There are eight past 5O5 world champions in attendance and all rate among the pre-regatta favorites. Mike Martin and Adam Lowry are the defending champs after capturing their first title together last year in Weymouth, England. Martin, who previously won worlds in 2009 off San Francisco with Jeff Nelson, is considered a heavy air specialist.
So are Mike Holt and Carl Smit, who teamed to take the 2015 crown off Port Elizabeth, South Africa. Holt, a Santa Cruz Yacht Club member who garnered the 2014 championship along with Rob Woelfel, said conditions will determine a lot this year. Smit is an Annapolis resident so does bring some local knowledge to the table.
“We’ll have to see what the weather is going to do. It seems at the moment like it will be somewhat light and variable,” Holt said. “We’ll go out there over the next two days and see if we’re on the pace in those type of conditions.”
Heavy air does not seem likely for these worlds, which may expand the list of teams capable of being atop the podium at the end. Holt said there are too many talented sailors in the fleet to name all those that could contend.
“If we could dial up a forecast we would wish for 20 knots or more, but we probably won’t see those conditions this time,” Holt said. “It will not be a pure boat speed battle. This is a year in which you will need to keep your head out of the boat.”
That is a reference to the extremely shifty nature of the mid-Chesapeake Bay breeze, which can routinely change by as much as 40 degrees at times. Holt mentioned a pair of Chesapeake Bay entries – Tyler Moore and Rob Woelfel along with Chris Behm and Jesse Falsone – as having the local knowledge necessary to excel in light, shifty winds.
Moore has five North American championships to his credit while Woelfel has an incredible record of success as a crew. Moore, a resident of Hampton, Virginia, is an outstanding helmsman while Woelfel is a master tactician.
Behm and Falsone captured the 2016 5O5 East Coast Championship that was co-hosted by SSA and EYC last September. That is a positive indicator considering it was the same time of year and same courses. However, the tandem has not been able to practice much leading up to this world championship, missing the recent East Coast Championship due to commitments.
Falsone is serving as regatta chairman and thus has been consumed with myriad organizational duties. “You really can’t organize a worlds and truly focus on sailing,” said Falsone, somewhat downplaying his team’s chances. “Chris and I just have not sailed as much as necessary to be in top form for an event that is this competitive.”
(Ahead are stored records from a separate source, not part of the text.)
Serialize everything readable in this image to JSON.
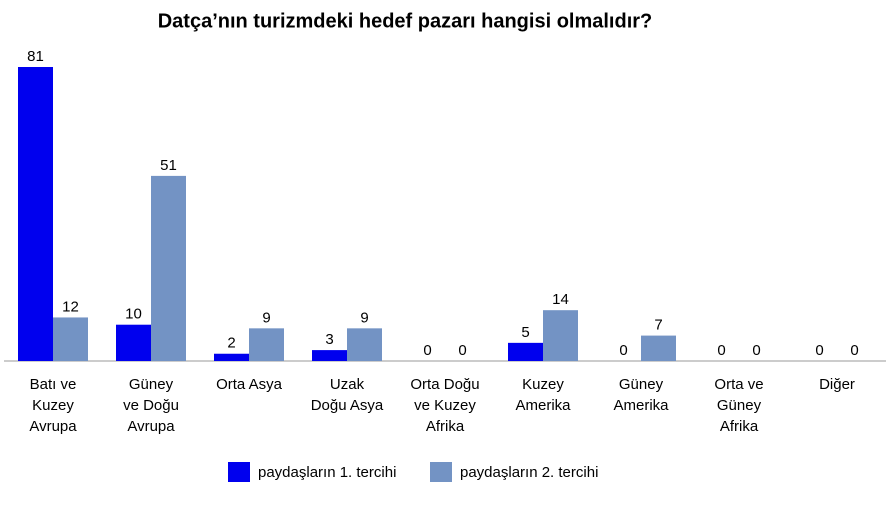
{
  "chart_data": {
    "type": "bar",
    "title": "Datça’nın turizmdeki hedef pazarı hangisi olmalıdır?",
    "categories": [
      "Batı ve\nKuzey\nAvrupa",
      "Güney\nve Doğu\nAvrupa",
      "Orta Asya",
      "Uzak\nDoğu Asya",
      "Orta Doğu\nve Kuzey\nAfrika",
      "Kuzey\nAmerika",
      "Güney\nAmerika",
      "Orta ve\nGüney\nAfrika",
      "Diğer"
    ],
    "series": [
      {
        "name": "paydaşların 1. tercihi",
        "color": "#0000ee",
        "values": [
          81,
          10,
          2,
          3,
          0,
          5,
          0,
          0,
          0
        ]
      },
      {
        "name": "paydaşların 2. tercihi",
        "color": "#7393c4",
        "values": [
          12,
          51,
          9,
          9,
          0,
          14,
          7,
          0,
          0
        ]
      }
    ],
    "legend": "bottom"
  }
}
No one would ever count out Howie Hamlin and Andy Zinn, who have teamed to capture three of the last four North American Championships. The Long Beach, California tandem secured the 2015 title off Annapolis, displaying versatility in a wide range of conditions.
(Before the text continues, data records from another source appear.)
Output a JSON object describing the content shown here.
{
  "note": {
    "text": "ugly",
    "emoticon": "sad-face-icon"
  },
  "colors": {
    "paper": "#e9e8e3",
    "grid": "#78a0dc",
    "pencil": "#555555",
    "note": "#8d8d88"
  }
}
“It’s nice to sail on the East Coast and Annapolis is widely recognized as a renowned venue,” Hamlin said. “We are hoping for variety with regard to wind range. We’re probably not the fastest in any one condition, but can do well in light, medium and heavy. So all around is what we really need.”
In analyzing the 2017 SAP 5O5 World Championship, class president Pip Pearson estimated that as many as 20 boats had the ability to win a race. Pearson listed nine very viable candidates, including the aforementioned Martin/Lowry, Holt/Smit and Hamlin/Zinn.
Also likely to be in the mix are Mike Quirk and Curtiss Hartmann, the six-time Australian national champions. Californians Ian Pinnell and Dave Shelton also have quite a track record of success separately with the former winning the 2008 world championship and the latter posting a pair of podium placements.
Pearson also mentioned Australia’s Malcolm Higgins and Marcus Cooper, Britain’s Andy Smith and Roger Gilbert and San Francisco-based stalwarts Ted Conrads and Brian Haines as teams that certainly could make some noise.